Dr Alijani added that the organisation did use violence, but it was targeted at members of what many see as an oppressive regime.

"Our fight from the first day was, is and will be with the mullahs' regime," she said. "We do not hurt civilians that is our red line. If we did, we would be in Iran by now.

"What makes people respect the PMOI is that they stand up for other people of other religions and those who do not think like them. The PMOI supports a tolerant and democratic Islam," she said.

Chipping Barnet MP Sir Sydney Chapman is sympathetic.

"There's no proof these people are terrorists. There's nothing to indicate that they use terror. Myself and one or two MPs made the most vigorous protestations," he said.

"There's a disgraceful abuse of human rights in Iran, if not quite to the same degree as with Saddam Hussein. But some countries are taking at face value the belief that things are improving in Iran when there's nothing to suggest that they are.

"Understandably, our Government is trying to improve relations with every country. But the Iranians in this country feel that that's giving the go-ahead to this regime to go on with the executions. I've a lot of sympathy with that. You get the impression that a blind eye is being turned."

Back in Grosvenor Square, Jahani Shah, an engineer, told a typical tale. He said he was just a supporter of the PMOI and had no direct involvement with the group. Despite this, he spent the five years from 1982 to 1987 in prison, before smuggling himself and his family out of Iran in 1998.

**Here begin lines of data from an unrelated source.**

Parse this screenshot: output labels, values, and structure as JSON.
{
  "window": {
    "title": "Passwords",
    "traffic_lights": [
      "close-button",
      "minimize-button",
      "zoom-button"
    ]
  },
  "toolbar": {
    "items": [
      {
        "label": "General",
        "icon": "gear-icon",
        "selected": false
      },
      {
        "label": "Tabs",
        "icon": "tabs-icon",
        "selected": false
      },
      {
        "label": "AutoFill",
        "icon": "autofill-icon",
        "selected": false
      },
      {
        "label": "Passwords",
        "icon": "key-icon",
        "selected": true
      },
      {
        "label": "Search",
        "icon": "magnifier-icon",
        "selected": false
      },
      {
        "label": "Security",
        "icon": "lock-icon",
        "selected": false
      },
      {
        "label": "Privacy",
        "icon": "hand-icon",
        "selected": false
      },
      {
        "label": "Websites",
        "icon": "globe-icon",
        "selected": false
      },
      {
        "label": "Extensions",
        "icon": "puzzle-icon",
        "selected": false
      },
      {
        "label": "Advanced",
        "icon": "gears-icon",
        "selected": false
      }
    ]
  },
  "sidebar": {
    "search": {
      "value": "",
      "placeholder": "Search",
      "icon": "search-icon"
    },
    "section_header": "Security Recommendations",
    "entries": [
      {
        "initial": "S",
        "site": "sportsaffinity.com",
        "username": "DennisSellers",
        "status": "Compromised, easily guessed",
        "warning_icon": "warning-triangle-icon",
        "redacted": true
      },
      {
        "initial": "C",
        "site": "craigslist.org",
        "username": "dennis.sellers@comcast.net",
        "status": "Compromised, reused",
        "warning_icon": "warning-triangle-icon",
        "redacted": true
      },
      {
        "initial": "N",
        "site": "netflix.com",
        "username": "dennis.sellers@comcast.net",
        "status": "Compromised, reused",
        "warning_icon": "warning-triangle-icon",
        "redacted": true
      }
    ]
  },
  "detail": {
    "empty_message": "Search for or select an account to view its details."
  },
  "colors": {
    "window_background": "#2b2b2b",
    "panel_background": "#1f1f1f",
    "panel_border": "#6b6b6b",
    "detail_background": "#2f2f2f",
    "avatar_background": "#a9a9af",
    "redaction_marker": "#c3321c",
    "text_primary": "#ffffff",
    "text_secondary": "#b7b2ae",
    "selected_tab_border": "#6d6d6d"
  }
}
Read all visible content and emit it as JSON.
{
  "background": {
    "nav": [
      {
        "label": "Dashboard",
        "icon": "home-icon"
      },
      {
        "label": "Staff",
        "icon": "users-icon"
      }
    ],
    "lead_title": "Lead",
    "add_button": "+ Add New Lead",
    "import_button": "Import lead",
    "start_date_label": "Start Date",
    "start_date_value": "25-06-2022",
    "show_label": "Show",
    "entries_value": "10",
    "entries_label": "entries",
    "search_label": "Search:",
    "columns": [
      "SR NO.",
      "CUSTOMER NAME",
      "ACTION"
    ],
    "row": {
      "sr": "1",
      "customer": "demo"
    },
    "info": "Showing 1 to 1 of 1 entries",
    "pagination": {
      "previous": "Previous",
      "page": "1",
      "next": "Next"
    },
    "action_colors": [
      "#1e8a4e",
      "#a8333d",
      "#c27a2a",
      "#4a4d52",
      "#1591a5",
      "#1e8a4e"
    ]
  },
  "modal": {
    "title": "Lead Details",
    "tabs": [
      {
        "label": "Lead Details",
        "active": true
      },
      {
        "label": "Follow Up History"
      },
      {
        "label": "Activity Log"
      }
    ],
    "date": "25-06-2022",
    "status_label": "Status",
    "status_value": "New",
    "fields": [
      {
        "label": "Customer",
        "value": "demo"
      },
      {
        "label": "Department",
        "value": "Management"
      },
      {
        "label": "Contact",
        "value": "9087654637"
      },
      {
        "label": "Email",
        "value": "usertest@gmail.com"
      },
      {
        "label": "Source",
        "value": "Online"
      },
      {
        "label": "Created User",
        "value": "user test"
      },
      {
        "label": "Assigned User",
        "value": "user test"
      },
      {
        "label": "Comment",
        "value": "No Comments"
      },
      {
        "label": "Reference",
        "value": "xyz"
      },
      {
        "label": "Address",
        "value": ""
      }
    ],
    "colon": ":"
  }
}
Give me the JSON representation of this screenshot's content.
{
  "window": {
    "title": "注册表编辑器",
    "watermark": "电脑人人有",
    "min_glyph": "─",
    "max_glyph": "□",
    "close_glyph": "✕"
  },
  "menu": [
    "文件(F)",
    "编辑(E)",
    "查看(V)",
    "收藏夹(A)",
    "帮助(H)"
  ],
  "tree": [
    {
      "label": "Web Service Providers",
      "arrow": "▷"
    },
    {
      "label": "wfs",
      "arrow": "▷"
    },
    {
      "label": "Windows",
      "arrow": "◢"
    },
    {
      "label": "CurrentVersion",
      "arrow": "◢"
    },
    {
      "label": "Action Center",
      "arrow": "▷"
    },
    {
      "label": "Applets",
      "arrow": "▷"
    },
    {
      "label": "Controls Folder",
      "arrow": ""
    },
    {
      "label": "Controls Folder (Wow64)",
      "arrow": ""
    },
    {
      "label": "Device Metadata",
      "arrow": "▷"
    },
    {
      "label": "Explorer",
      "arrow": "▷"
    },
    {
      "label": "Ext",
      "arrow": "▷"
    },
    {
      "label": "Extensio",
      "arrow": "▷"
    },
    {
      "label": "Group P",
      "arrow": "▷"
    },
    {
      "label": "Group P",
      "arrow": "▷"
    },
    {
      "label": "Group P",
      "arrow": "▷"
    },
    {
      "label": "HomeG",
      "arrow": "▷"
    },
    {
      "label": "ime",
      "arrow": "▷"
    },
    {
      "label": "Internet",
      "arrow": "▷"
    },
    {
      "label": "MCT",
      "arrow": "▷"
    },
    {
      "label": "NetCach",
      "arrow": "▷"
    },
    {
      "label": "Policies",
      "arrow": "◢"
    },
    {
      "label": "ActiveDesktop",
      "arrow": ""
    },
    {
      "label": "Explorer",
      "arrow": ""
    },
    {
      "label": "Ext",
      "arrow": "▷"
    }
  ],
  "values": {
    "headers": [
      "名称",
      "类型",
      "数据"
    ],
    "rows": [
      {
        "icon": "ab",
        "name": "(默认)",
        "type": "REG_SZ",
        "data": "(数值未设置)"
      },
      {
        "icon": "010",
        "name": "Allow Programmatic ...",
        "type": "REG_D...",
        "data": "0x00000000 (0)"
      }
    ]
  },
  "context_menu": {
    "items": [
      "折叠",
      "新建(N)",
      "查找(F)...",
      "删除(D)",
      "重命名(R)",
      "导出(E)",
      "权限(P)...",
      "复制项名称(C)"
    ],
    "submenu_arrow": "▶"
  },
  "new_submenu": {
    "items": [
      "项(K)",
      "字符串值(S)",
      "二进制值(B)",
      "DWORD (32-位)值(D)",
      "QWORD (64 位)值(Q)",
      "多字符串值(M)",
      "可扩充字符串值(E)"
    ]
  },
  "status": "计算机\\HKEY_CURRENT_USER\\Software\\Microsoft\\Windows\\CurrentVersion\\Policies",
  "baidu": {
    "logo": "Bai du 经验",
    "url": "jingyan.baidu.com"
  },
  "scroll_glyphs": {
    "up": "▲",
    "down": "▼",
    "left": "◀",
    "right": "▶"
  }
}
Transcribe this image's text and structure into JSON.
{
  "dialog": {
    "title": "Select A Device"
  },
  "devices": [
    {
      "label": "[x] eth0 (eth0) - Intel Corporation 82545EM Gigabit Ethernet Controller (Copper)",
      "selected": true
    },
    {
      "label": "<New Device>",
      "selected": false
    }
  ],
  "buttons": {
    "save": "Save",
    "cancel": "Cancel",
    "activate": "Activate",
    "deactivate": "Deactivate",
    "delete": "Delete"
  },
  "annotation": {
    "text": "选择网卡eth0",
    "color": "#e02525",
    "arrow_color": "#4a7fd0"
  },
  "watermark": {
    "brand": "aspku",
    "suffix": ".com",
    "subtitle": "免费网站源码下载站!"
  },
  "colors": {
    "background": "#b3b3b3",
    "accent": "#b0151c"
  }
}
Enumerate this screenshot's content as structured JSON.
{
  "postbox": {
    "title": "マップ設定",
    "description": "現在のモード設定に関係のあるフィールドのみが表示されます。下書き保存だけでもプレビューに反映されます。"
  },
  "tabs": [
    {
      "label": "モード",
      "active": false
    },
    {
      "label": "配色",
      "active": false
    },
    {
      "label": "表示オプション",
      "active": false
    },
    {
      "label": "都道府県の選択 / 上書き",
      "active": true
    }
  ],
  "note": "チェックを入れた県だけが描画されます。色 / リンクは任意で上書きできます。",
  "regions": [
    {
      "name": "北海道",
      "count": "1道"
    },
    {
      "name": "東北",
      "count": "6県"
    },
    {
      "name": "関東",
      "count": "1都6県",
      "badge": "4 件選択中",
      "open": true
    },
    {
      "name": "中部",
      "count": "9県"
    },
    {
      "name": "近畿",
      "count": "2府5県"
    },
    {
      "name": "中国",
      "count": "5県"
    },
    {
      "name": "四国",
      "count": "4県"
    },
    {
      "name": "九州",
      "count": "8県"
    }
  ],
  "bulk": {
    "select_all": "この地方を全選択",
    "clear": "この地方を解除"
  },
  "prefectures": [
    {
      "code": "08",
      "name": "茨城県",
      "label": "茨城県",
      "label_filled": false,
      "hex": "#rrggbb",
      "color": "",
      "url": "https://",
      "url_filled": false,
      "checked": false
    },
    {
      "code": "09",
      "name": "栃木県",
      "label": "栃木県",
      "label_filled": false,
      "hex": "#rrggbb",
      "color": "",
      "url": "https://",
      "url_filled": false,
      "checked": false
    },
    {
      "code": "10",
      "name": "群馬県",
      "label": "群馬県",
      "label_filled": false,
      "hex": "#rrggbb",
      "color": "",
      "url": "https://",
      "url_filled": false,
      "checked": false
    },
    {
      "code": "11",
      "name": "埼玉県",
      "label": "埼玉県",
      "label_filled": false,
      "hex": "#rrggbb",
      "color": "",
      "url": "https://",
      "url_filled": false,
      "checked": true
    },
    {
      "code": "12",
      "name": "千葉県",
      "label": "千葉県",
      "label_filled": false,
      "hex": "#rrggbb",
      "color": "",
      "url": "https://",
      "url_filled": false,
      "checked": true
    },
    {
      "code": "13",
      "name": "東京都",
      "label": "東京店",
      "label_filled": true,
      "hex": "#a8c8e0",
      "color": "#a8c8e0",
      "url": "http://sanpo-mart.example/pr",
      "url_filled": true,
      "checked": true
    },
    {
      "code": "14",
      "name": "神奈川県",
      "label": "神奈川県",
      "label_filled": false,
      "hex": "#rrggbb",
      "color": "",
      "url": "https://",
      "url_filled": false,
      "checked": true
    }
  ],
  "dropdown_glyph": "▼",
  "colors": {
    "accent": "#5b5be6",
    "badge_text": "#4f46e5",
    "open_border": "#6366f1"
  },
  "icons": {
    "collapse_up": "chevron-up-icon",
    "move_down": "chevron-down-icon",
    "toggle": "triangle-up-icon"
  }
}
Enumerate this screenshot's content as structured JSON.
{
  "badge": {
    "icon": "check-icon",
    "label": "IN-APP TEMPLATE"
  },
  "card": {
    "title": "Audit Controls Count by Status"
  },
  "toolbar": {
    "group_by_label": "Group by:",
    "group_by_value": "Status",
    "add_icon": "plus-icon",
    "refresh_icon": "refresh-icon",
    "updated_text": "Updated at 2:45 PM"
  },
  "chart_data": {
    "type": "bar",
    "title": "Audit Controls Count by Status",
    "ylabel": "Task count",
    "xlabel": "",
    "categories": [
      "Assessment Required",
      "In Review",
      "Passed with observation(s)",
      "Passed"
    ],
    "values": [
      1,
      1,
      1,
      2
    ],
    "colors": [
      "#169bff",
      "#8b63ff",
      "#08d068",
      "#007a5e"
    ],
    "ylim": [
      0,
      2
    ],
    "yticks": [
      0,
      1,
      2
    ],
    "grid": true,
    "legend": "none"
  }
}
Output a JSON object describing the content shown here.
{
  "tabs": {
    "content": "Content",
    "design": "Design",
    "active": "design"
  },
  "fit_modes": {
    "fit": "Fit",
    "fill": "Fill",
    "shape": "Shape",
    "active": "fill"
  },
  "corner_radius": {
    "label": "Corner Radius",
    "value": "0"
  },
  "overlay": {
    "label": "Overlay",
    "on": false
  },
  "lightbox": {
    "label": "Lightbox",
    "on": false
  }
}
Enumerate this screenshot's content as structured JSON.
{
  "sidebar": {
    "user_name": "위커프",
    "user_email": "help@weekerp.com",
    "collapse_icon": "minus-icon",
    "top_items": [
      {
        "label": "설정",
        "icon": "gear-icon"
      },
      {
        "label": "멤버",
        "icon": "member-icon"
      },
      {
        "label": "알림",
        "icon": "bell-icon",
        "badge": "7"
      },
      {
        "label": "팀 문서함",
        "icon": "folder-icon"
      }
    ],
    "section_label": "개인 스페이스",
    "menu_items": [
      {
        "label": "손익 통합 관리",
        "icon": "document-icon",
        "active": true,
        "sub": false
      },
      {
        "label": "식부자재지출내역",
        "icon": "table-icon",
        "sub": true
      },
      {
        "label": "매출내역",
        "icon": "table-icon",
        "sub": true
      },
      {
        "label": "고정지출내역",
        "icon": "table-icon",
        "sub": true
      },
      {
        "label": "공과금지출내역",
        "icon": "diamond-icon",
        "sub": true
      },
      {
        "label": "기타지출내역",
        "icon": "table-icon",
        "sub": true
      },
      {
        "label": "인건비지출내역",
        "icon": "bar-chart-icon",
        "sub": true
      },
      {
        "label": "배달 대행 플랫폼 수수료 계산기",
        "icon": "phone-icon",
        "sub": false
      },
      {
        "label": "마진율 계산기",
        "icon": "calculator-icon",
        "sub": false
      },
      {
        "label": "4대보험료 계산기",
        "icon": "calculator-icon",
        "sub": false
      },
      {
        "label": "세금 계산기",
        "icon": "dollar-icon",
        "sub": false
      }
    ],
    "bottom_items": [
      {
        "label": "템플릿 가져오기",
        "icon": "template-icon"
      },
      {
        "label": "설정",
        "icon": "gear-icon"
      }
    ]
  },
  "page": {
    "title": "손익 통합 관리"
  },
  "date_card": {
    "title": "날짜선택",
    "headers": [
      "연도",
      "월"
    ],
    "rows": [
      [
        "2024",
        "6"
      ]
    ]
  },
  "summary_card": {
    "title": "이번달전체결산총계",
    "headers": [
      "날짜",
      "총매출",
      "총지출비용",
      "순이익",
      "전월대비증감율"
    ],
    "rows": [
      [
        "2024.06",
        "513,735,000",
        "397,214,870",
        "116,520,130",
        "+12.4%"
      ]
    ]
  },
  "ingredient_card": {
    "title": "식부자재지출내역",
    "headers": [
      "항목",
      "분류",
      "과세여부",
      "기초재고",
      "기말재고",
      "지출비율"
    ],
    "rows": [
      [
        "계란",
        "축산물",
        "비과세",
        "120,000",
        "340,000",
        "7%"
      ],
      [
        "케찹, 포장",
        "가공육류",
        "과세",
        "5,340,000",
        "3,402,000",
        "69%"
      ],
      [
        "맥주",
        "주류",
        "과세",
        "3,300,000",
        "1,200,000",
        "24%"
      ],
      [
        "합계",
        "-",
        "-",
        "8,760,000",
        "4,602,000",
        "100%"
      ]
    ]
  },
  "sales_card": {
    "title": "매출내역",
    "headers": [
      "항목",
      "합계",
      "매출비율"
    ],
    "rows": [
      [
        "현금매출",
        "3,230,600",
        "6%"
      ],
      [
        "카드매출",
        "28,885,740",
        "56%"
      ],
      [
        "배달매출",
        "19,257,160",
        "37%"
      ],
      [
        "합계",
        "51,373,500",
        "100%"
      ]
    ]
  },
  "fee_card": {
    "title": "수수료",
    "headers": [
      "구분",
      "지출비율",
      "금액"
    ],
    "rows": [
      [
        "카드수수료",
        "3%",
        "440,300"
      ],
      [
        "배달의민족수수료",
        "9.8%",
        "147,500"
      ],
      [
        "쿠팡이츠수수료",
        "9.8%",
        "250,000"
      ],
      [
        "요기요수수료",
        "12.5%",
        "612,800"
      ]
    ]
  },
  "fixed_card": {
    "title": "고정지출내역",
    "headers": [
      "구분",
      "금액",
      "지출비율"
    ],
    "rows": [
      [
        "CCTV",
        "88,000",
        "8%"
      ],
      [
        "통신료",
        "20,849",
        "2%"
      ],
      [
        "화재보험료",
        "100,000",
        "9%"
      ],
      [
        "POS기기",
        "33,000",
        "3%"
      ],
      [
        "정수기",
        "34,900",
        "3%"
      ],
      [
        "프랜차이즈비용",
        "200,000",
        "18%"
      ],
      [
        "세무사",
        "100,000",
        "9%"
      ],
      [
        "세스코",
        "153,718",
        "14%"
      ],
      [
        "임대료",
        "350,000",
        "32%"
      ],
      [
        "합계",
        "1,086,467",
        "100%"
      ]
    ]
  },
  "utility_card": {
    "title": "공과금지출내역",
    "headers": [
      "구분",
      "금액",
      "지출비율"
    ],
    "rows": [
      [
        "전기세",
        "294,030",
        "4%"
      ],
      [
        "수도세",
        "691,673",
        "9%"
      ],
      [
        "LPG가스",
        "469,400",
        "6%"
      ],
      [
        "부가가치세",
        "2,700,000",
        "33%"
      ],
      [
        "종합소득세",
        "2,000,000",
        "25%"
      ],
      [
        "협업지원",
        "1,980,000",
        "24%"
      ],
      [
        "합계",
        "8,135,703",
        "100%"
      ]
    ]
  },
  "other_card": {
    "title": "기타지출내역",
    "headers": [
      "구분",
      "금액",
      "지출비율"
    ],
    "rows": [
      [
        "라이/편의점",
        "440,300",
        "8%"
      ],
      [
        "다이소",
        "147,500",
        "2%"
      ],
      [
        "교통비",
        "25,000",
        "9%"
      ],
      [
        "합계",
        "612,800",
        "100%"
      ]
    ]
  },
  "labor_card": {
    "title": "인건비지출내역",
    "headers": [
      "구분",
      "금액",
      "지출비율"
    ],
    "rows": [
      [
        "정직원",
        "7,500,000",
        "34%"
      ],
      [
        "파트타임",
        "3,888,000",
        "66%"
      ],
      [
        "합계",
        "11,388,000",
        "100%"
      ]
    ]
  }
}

"I was in a very small cell so that I couldn't lie down and I had to sit. They would wake me up in the middle of the night and tell me I was going to be executed. I was iron when I went into torture. When I came out, I was steel," he said.

"I am 46 years old and I never followed the PMOI blindly. I would give my life for this resistance. They are not terrorists they are freedom fighters.

"I believe the US administration has not recognised the real nature of the resistance. They are not violent they are after peace, freedom and democracy. They are fighting to release their people from tyranny."